All governments are derived from a mandate. Ancient kings and queens claimed their blessing from the heavens; a democratic government derives its mandate from the people. And just as the reign of a monarch was an act of a god, the term of our president is the act of the people. Our President-Elect was not chosen by God. He did not choose himself. The College were the technical deciders, but the College is merely an instrument. All that remains is us. We elected Trump. It doesn’t matter if you didn’t vote. It doesn’t even matter if you voted against him. We elect as a collective entity, even if our preferences are divided. We do not elect a president for liberals and a president for conservatives, or a president for whites and a president for blacks. We elect a president for the United States.

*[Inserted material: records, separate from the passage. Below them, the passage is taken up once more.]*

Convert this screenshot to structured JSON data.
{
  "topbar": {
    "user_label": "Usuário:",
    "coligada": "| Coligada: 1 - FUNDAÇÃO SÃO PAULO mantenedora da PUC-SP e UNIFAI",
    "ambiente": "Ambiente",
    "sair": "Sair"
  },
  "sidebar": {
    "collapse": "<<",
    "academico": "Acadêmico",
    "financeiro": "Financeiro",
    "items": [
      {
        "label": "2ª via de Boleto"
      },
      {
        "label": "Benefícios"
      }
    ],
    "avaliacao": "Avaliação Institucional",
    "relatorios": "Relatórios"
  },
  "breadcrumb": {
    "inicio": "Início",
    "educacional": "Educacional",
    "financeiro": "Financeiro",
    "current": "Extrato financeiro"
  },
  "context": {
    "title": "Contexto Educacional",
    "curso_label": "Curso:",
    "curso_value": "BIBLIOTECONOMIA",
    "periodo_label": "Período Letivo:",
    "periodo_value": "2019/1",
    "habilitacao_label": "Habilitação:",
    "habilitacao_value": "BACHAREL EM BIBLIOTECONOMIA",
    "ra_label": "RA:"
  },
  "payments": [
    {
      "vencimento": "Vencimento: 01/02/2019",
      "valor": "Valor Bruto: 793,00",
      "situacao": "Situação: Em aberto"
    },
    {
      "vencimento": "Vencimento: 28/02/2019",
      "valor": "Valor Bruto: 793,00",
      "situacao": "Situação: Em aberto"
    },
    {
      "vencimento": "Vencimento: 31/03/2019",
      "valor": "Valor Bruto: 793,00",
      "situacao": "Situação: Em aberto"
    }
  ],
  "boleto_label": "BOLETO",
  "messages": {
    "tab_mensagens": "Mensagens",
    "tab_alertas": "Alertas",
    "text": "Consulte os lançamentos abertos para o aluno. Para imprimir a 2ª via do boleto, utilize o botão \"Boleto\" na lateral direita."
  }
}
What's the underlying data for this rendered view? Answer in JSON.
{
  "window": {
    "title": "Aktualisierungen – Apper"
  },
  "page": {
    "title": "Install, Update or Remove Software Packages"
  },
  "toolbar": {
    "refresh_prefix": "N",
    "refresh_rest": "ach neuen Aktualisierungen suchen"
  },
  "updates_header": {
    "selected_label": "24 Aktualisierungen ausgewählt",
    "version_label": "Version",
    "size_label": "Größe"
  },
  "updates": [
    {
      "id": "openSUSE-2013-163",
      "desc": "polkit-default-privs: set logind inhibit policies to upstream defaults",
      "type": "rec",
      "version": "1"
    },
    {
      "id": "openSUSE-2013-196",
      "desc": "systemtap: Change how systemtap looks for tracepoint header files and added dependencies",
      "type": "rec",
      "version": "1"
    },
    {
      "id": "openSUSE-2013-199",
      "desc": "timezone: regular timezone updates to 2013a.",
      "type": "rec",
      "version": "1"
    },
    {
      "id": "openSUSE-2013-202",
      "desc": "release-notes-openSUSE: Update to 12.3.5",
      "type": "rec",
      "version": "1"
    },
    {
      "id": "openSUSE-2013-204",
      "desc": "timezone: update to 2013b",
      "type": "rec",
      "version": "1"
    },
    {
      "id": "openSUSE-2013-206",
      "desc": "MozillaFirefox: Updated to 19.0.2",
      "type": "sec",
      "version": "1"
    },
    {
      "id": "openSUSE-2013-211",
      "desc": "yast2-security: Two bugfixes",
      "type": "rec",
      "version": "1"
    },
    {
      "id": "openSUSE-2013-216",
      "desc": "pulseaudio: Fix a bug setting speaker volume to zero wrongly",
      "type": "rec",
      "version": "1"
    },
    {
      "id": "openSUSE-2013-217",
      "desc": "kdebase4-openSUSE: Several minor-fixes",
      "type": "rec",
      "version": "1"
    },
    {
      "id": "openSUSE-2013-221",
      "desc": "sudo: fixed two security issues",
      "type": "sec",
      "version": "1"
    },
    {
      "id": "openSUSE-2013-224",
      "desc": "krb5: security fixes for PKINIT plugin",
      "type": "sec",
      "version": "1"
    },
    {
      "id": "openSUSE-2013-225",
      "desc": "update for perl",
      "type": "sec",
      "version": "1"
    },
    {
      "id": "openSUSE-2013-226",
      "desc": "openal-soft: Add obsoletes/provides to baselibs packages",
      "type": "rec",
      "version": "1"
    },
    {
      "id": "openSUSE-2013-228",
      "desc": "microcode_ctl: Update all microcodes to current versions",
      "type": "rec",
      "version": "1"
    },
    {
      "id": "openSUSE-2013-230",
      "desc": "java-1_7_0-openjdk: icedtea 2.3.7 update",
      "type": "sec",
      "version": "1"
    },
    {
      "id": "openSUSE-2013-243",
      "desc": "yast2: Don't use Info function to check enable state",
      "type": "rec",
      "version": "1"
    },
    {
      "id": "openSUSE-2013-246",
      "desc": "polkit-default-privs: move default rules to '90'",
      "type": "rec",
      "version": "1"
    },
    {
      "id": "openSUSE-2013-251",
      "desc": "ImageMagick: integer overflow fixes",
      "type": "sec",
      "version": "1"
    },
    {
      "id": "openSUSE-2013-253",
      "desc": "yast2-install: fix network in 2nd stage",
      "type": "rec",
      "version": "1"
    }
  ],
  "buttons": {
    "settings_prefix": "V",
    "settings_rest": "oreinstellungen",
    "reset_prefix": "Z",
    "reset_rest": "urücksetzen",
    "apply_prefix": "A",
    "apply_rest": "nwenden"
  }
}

It may seem that there is little relevance to my argument. It does not present a strategy, or even a diagnosis that could be of any use to a campaign. But as I mentioned earlier, that is not the purpose of evaluating guilt. (Evaluating responsibility is how we can discern new strategies). Guilt is examined for the purpose of moral judgements. And that is all I offer.

Trump is president because of us. Clinton, James Comey, even Trump himself—they are each a single person, all guilty, but not alone. They share their guilt with the entire nation, all free and enfranchised citizens. When we claim the right to vote, we rid ourselves of the freedom of childhood: to act without consequences, whether those are good or ill. When we elect the first woman president, it will be a credit to the entire nation. But on November 8, 2016, we elected Donald Trump. That guilt is on all of us.